Шрифт:
Закладка:
Одни глядятся в ласковые взоры,
Другие пьют до солнечных лучей,
А я всю ночь веду переговоры
С неукротимой совестью своей.
Я говорю: «Твое несу я бремя
Тяжелое, ты знаешь, сколько лет».
Но для нее не существует время,
И для нее пространства в мире нет…
Анна Ахматова, великая лирическая поэтесса, по праву вошла в список страстотерпцев сталинской эпохи. Жизнь ее — пример гордого смирения перед невзгодами и стойкости в дни гонений. Пророческий дар, бесспорно, был присущ Ахматовой, хотя трудно согласиться с Мандельштамом, называвшим Анну Андреевну Кассандрой. В отличие от Блока, Брюсова, Хлебникова или Маяковского, она никогда не предсказывала серьезных политических событий и не стремилась в них активно участвовать, но сумела каким-то внутренним чутьем в августе 1921 г. предугадать скорую гибель Гумилева (во всяком случае так истолковываются ее строки ныне), причем создать картину, очень близкую к реальности, о которой мы ныне знаем по свидетельствам очевидцев:
Не бывать тебе в живых,
Со снегу не встать.
Двадцать восемь штыковых,
Огнестрельных пять.
Горькую обновушку
Другу шила я —
Любит, любит кровушку
Русская земля.
И все же представляется, что поэтесса сама порой переоценивает свой пророческий дар, приписывая себе некие роковые качества, фатальные свойства, которые в действительности столь разрушительных последствий явно иметь не могли:
Я гибель накликала милым,
И гибли один за другим.
О горе мне! Эти могилы
Предсказаны словом моим.
Многие годы избегавшая социальной проблематики, Ахматова в конце 30-х написала «Реквием», который сегодня украшает любой сборник поэтессы. Но ведь «Реквием» в ту пору писался не для публикации, не для народа, а «в стол», для себя или для отдаленных потомков. Пусть в годы террора даже написать и хранить подобное произведение было подвигом, но это не гражданский подвиг, а личный. К написанию поэмы, а точнее цикла трагических стихов, объединенных темой страдания и евангельским образом Сострадающей Богоматери, Ахматову подвигла прежде всего горечь потери мужа и грозящей потери сына — воспринятая и осмысленная в контексте эпохи. Однако, при всем уважении к таланту Ахматовой, по масштабу отражения действительности того страшного времени поэма вряд ли может претендовать на новую версию Дантова «Ада» (параллель, которую подразумевала сама Анна Андреевна). К тому же наряду с потайными стихами «Реквиема» писались вымученные (и сразу же опубликованные) дифирамбы Сталину…

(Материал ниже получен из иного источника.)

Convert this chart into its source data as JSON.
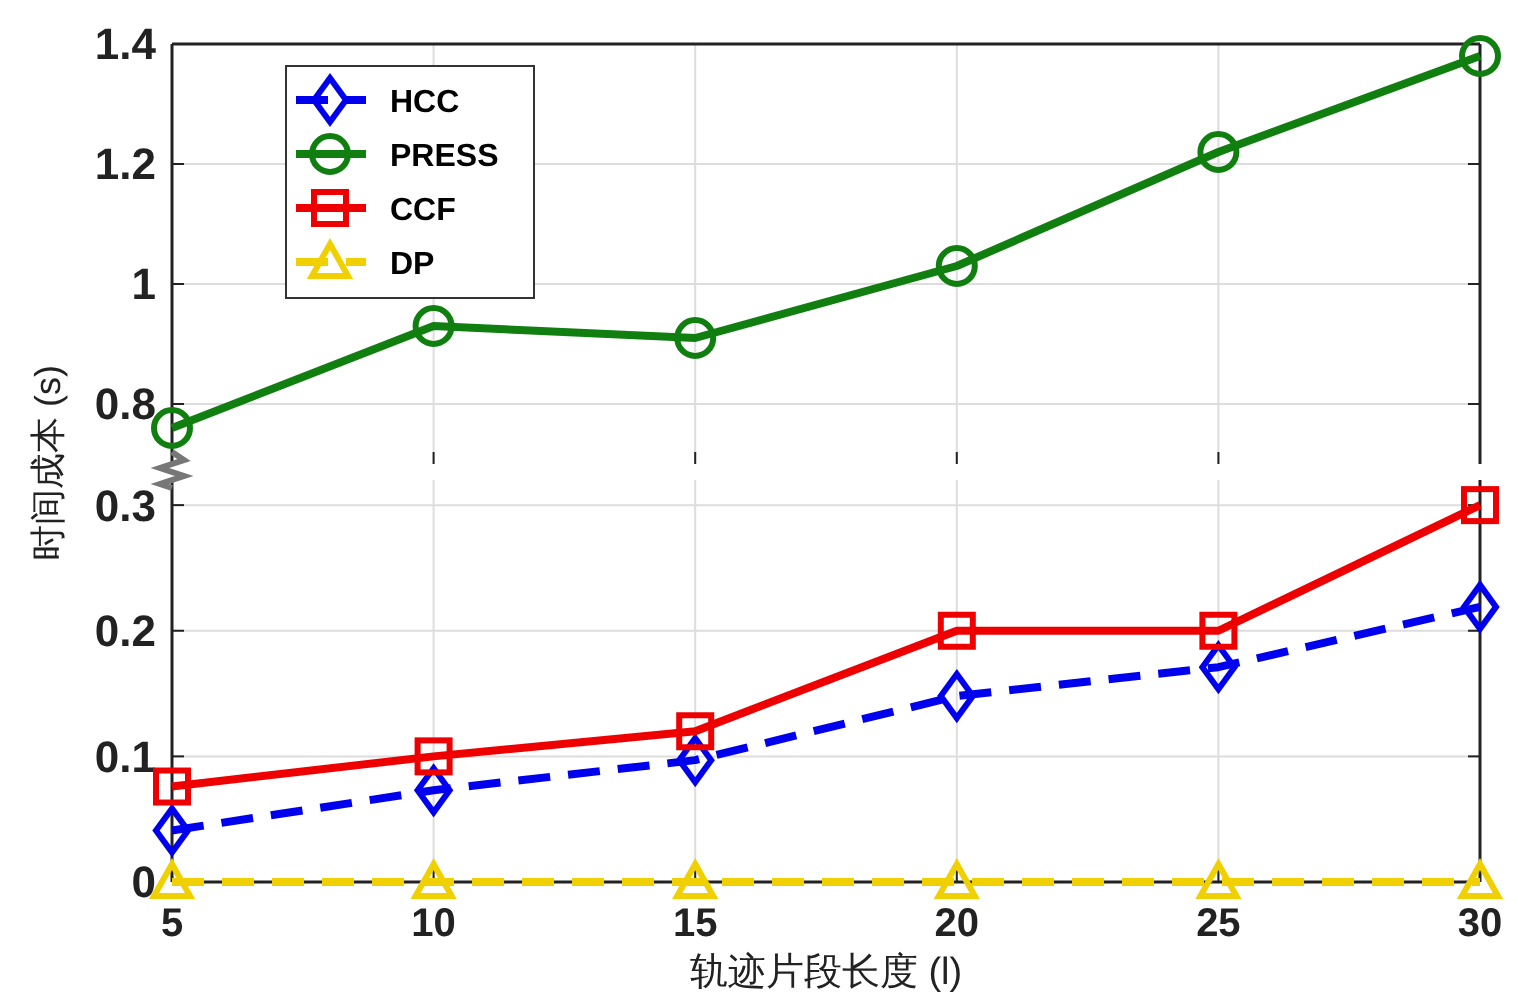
{
  "chart_data": [
    {
      "type": "line",
      "ylabel": "时间成本 (s)",
      "x": [
        5,
        10,
        15,
        20,
        25,
        30
      ],
      "xlim": [
        5,
        30
      ],
      "xticks": [
        5,
        10,
        15,
        20,
        25,
        30
      ],
      "ylim": [
        0.7,
        1.4
      ],
      "yticks": [
        0.8,
        1,
        1.2,
        1.4
      ],
      "grid": true,
      "legend": "top left",
      "tick_labels": "y",
      "series": [
        {
          "name": "HCC",
          "color": "#0000ee",
          "marker": "diamond",
          "line_style": "dashed",
          "values": [
            null,
            null,
            null,
            null,
            null,
            null
          ]
        },
        {
          "name": "PRESS",
          "color": "#107f10",
          "marker": "circle",
          "line_style": "solid",
          "values": [
            0.76,
            0.93,
            0.91,
            1.03,
            1.22,
            1.38
          ]
        },
        {
          "name": "CCF",
          "color": "#ee0000",
          "marker": "square",
          "line_style": "solid",
          "values": [
            null,
            null,
            null,
            null,
            null,
            null
          ]
        },
        {
          "name": "DP",
          "color": "#f0d000",
          "marker": "triangle",
          "line_style": "dashed",
          "values": [
            null,
            null,
            null,
            null,
            null,
            null
          ]
        }
      ]
    },
    {
      "type": "line",
      "xlabel": "轨迹片段长度 (l)",
      "x": [
        5,
        10,
        15,
        20,
        25,
        30
      ],
      "xlim": [
        5,
        30
      ],
      "xticks": [
        5,
        10,
        15,
        20,
        25,
        30
      ],
      "ylim": [
        0,
        0.32
      ],
      "yticks": [
        0,
        0.1,
        0.2,
        0.3
      ],
      "grid": true,
      "series": [
        {
          "color": "#0000ee",
          "marker": "diamond",
          "line_style": "dashed",
          "values": [
            0.041,
            0.073,
            0.097,
            0.148,
            0.171,
            0.219
          ]
        },
        {
          "color": "#ee0000",
          "marker": "square",
          "line_style": "solid",
          "values": [
            0.076,
            0.1,
            0.12,
            0.2,
            0.2,
            0.3
          ]
        },
        {
          "color": "#f0d000",
          "marker": "triangle",
          "line_style": "dashed",
          "values": [
            0,
            0,
            0,
            0,
            0,
            0
          ]
        }
      ]
    }
  ]
}
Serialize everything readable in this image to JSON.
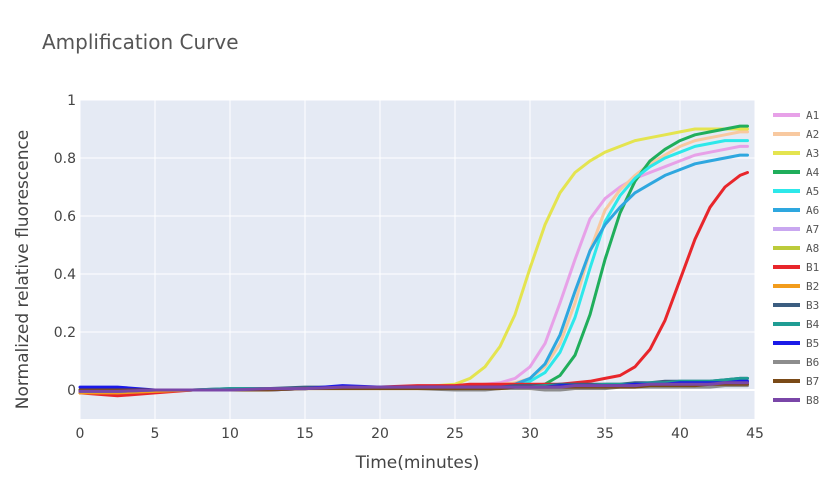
{
  "chart_data": {
    "type": "line",
    "title": "Amplification Curve",
    "xlabel": "Time(minutes)",
    "ylabel": "Normalized relative fluorescence",
    "xlim": [
      0,
      45
    ],
    "ylim": [
      -0.1,
      1
    ],
    "x_ticks": [
      0,
      5,
      10,
      15,
      20,
      25,
      30,
      35,
      40,
      45
    ],
    "y_ticks": [
      0,
      0.2,
      0.4,
      0.6,
      0.8,
      1
    ],
    "y_tick_labels": [
      "0",
      "0.2",
      "0.4",
      "0.6",
      "0.8",
      "1"
    ],
    "grid": true,
    "legend_position": "right",
    "x": [
      0,
      2.5,
      5,
      7.5,
      10,
      12.5,
      15,
      17.5,
      20,
      22.5,
      25,
      26,
      27,
      28,
      29,
      30,
      31,
      32,
      33,
      34,
      35,
      36,
      37,
      38,
      39,
      40,
      41,
      42,
      43,
      44,
      44.5
    ],
    "series": [
      {
        "name": "A1",
        "color": "#e7a1e8",
        "values": [
          -0.01,
          -0.01,
          -0.005,
          0,
          0,
          0.005,
          0.005,
          0.01,
          0.01,
          0.01,
          0.015,
          0.015,
          0.02,
          0.025,
          0.04,
          0.08,
          0.16,
          0.3,
          0.45,
          0.59,
          0.66,
          0.7,
          0.73,
          0.75,
          0.77,
          0.79,
          0.81,
          0.82,
          0.83,
          0.84,
          0.84
        ]
      },
      {
        "name": "A2",
        "color": "#f8c9a0",
        "values": [
          -0.01,
          -0.01,
          -0.005,
          0,
          0,
          0.005,
          0.005,
          0.01,
          0.01,
          0.01,
          0.015,
          0.015,
          0.015,
          0.02,
          0.025,
          0.04,
          0.08,
          0.16,
          0.3,
          0.48,
          0.62,
          0.69,
          0.74,
          0.78,
          0.81,
          0.84,
          0.86,
          0.87,
          0.88,
          0.89,
          0.89
        ]
      },
      {
        "name": "A3",
        "color": "#e4e44f",
        "values": [
          -0.01,
          -0.01,
          -0.005,
          0,
          0,
          0.005,
          0.005,
          0.01,
          0.01,
          0.01,
          0.02,
          0.04,
          0.08,
          0.15,
          0.26,
          0.42,
          0.57,
          0.68,
          0.75,
          0.79,
          0.82,
          0.84,
          0.86,
          0.87,
          0.88,
          0.89,
          0.9,
          0.9,
          0.9,
          0.9,
          0.9
        ]
      },
      {
        "name": "A4",
        "color": "#20ae5b",
        "values": [
          -0.01,
          -0.01,
          -0.005,
          0,
          0,
          0.005,
          0.005,
          0.01,
          0.01,
          0.01,
          0.01,
          0.01,
          0.01,
          0.01,
          0.01,
          0.015,
          0.02,
          0.05,
          0.12,
          0.26,
          0.45,
          0.61,
          0.72,
          0.79,
          0.83,
          0.86,
          0.88,
          0.89,
          0.9,
          0.91,
          0.91
        ]
      },
      {
        "name": "A5",
        "color": "#2de8ea",
        "values": [
          -0.01,
          -0.01,
          -0.005,
          0,
          0,
          0.005,
          0.005,
          0.01,
          0.01,
          0.01,
          0.01,
          0.01,
          0.01,
          0.015,
          0.02,
          0.03,
          0.06,
          0.13,
          0.25,
          0.42,
          0.58,
          0.67,
          0.73,
          0.77,
          0.8,
          0.82,
          0.84,
          0.85,
          0.86,
          0.86,
          0.86
        ]
      },
      {
        "name": "A6",
        "color": "#2ea7df",
        "values": [
          -0.01,
          -0.01,
          -0.005,
          0,
          0,
          0.005,
          0.005,
          0.01,
          0.01,
          0.01,
          0.01,
          0.01,
          0.01,
          0.015,
          0.02,
          0.04,
          0.09,
          0.19,
          0.34,
          0.48,
          0.57,
          0.63,
          0.68,
          0.71,
          0.74,
          0.76,
          0.78,
          0.79,
          0.8,
          0.81,
          0.81
        ]
      },
      {
        "name": "A7",
        "color": "#c9a7f0",
        "values": [
          -0.01,
          -0.01,
          -0.005,
          0,
          0,
          0.005,
          0.005,
          0.01,
          0.01,
          0.01,
          0.01,
          0.01,
          0.01,
          0.01,
          0.01,
          0.01,
          0.01,
          0.01,
          0.01,
          0.01,
          0.01,
          0.015,
          0.015,
          0.015,
          0.015,
          0.02,
          0.02,
          0.02,
          0.02,
          0.02,
          0.02
        ]
      },
      {
        "name": "A8",
        "color": "#bccb3a",
        "values": [
          -0.01,
          -0.01,
          -0.005,
          0,
          0,
          0.005,
          0.005,
          0.01,
          0.01,
          0.01,
          0.01,
          0.01,
          0.01,
          0.01,
          0.01,
          0.01,
          0.01,
          0.01,
          0.01,
          0.01,
          0.015,
          0.015,
          0.015,
          0.015,
          0.02,
          0.02,
          0.02,
          0.02,
          0.02,
          0.025,
          0.025
        ]
      },
      {
        "name": "B1",
        "color": "#e8262b",
        "values": [
          -0.01,
          -0.02,
          -0.01,
          0,
          0,
          0.005,
          0.005,
          0.01,
          0.01,
          0.015,
          0.015,
          0.02,
          0.02,
          0.02,
          0.02,
          0.02,
          0.02,
          0.02,
          0.025,
          0.03,
          0.04,
          0.05,
          0.08,
          0.14,
          0.24,
          0.38,
          0.52,
          0.63,
          0.7,
          0.74,
          0.75
        ]
      },
      {
        "name": "B2",
        "color": "#f29c1c",
        "values": [
          -0.01,
          -0.01,
          -0.005,
          0,
          0,
          0.005,
          0.005,
          0.01,
          0.01,
          0.01,
          0.01,
          0.01,
          0.01,
          0.01,
          0.01,
          0.01,
          0.01,
          0.01,
          0.01,
          0.01,
          0.015,
          0.015,
          0.015,
          0.015,
          0.02,
          0.02,
          0.02,
          0.02,
          0.02,
          0.025,
          0.025
        ]
      },
      {
        "name": "B3",
        "color": "#3b5d80",
        "values": [
          0,
          0,
          0,
          0,
          0.005,
          0.005,
          0.01,
          0.01,
          0.01,
          0.01,
          0.01,
          0.01,
          0.01,
          0.01,
          0.015,
          0.015,
          0.015,
          0.02,
          0.02,
          0.02,
          0.02,
          0.02,
          0.025,
          0.025,
          0.03,
          0.03,
          0.03,
          0.03,
          0.035,
          0.04,
          0.04
        ]
      },
      {
        "name": "B4",
        "color": "#1f9d94",
        "values": [
          -0.005,
          -0.005,
          0,
          0,
          0.005,
          0.005,
          0.005,
          0.01,
          0.01,
          0.01,
          0.01,
          0.01,
          0.01,
          0.01,
          0.01,
          0.01,
          0.015,
          0.015,
          0.015,
          0.015,
          0.02,
          0.02,
          0.02,
          0.025,
          0.025,
          0.03,
          0.03,
          0.03,
          0.035,
          0.04,
          0.04
        ]
      },
      {
        "name": "B5",
        "color": "#1a1ae8",
        "values": [
          0.01,
          0.01,
          0,
          0,
          0,
          0,
          0.005,
          0.015,
          0.01,
          0.01,
          0.01,
          0.01,
          0.01,
          0.01,
          0.01,
          0.01,
          0.01,
          0.015,
          0.015,
          0.015,
          0.015,
          0.015,
          0.02,
          0.02,
          0.02,
          0.025,
          0.025,
          0.025,
          0.025,
          0.03,
          0.03
        ]
      },
      {
        "name": "B6",
        "color": "#8d8d8d",
        "values": [
          -0.005,
          -0.005,
          0,
          0,
          0,
          0,
          0.005,
          0.005,
          0.005,
          0.005,
          0,
          0,
          0,
          0.005,
          0.005,
          0.005,
          0,
          0,
          0.005,
          0.005,
          0.005,
          0.01,
          0.01,
          0.01,
          0.01,
          0.01,
          0.01,
          0.01,
          0.015,
          0.015,
          0.015
        ]
      },
      {
        "name": "B7",
        "color": "#7a4a17",
        "values": [
          0,
          0,
          0,
          0,
          0,
          0,
          0.005,
          0.005,
          0.005,
          0.005,
          0.005,
          0.005,
          0.005,
          0.005,
          0.01,
          0.01,
          0.01,
          0.01,
          0.01,
          0.01,
          0.01,
          0.01,
          0.01,
          0.015,
          0.015,
          0.015,
          0.015,
          0.02,
          0.02,
          0.02,
          0.02
        ]
      },
      {
        "name": "B8",
        "color": "#7a46a8",
        "values": [
          -0.005,
          -0.005,
          0,
          0,
          0,
          0.005,
          0.005,
          0.01,
          0.01,
          0.01,
          0.01,
          0.01,
          0.01,
          0.01,
          0.01,
          0.01,
          0.01,
          0.01,
          0.015,
          0.015,
          0.015,
          0.015,
          0.015,
          0.02,
          0.02,
          0.02,
          0.02,
          0.02,
          0.025,
          0.025,
          0.025
        ]
      }
    ]
  }
}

Уступки «условностям времени» могли принести выгоду литераторам нового, советского склада, работающим по социальному заказу, но не тем, в ком власти чувствовали дух опасного профетизма. От того, что Мандельштам в годы террора попытался (хотя и с оговорками) кадить в стихах Сталину, в его судьбе к лучшему ничего не изменилось. Так же ничего не изменилось и в судьбе Пастернака, возжелавшего быть «заодно с правопорядком», в судьбе Ахматовой, печатавшей в надежде на спасение близких оды «вождю народов» (эти произведения оказались по каким-то причинам «опущены» почти во всех современных изданиях великой поэтессы, как опущены сходные оды во многих позднейших изданиях Пастернака). Ода нередко становилась разменной монетой в переговорах с властями. Когда Пастернак и Ахматова пришли к Енукидзе просить за Мандельштама, написавшего роковую сатиру, могущественный партийный сановник недвусмысленно предложил: «Может быть, стихи?»
* * *
В судьбе Бенедикта Лившица, поэта профетического склада и футуристических устремлений, размышлявшего о природе, о космосе, о судьбах стран и народов, революция сыграла роль великого и страшного Откровения, приоткрывающего тайны бытия. Лившиц, воспринявший лучшее и от символистов, и от акмеистов, и от футуристов, с его метафизическим осмыслением действительности, органично продолжает «профетический ряд» русской литературы. Во многих его произведениях прослеживается прямая связь с творчеством Вл. Соловьева:
Я знаю: в мировом провале,
Где управляет устный меч,
Мои стихи существовали
Не как моя — как Божья речь.
Теперь они в земных наречьях
Заточены, и силюсь я
Воспоминанием извлечь их
Из бездны инобытия.
Пою с травой и с ветром вою,
Одним желанием греша:
Найти хоть звук, где с мировою
Душой слита моя душа.
Как это ни странно, именно революция сообщает стихам Лившица ту самую «боговдохновенность», которой он жаждал всегда, но не мог обрести. В нем просыпается христианский профетизм, наложившись на метафизическую основу франко-германского романтизма. Поэт осознает себя во времени и пространстве через собственное творчество, насыщая свой медитативный космизм неподдельной религиозностью:
Он мне сказал: «В начале было Слово…»
И только я посмел помыслить: «чье?»,
Как устный меч отсек от мирового
Сознания — сознание мое.
……………………….
Как мне дано, живу, пою по слуху,
Но и забывши прежнюю звезду,
К Отцу, и Сыну, и Святому Духу
Я вне земного времени иду.
Трагическое настоящее видится через призму мировой истории, соотносится с вечностью через немеркнущие образы библейских пророков и растворяется в безднах мироздания. Одинок и беззащитен в космической пустыне, поэт приносит на суд Богу свои стихи:
Не обо мне Екклесиаст
И озаренные пророки
Вам поклялись, — и не обдаст,
Когда окончатся все сроки,
Меня ни хлад небытия,
Ни мрак небесныя пустыни:
Пред господом предстану я
Таким, как жил, каков я ныне.
Однако профетические мотивы, так отчетливо прозвучавшие в творчестве Б. Лившица времен Гражданской войны, вскоре стихают, и поэт погружается в иную стихию, ища спасения от нахлынувшего варварства в своей любимой античности, в современной живописи, в переводах европейских поэтов. Но бежать от времени, обмануть эпоху оказалось невозможно, и, предчувствуя надвигающуюся катастрофу, он вынужден был пойти на компромисс с совестью.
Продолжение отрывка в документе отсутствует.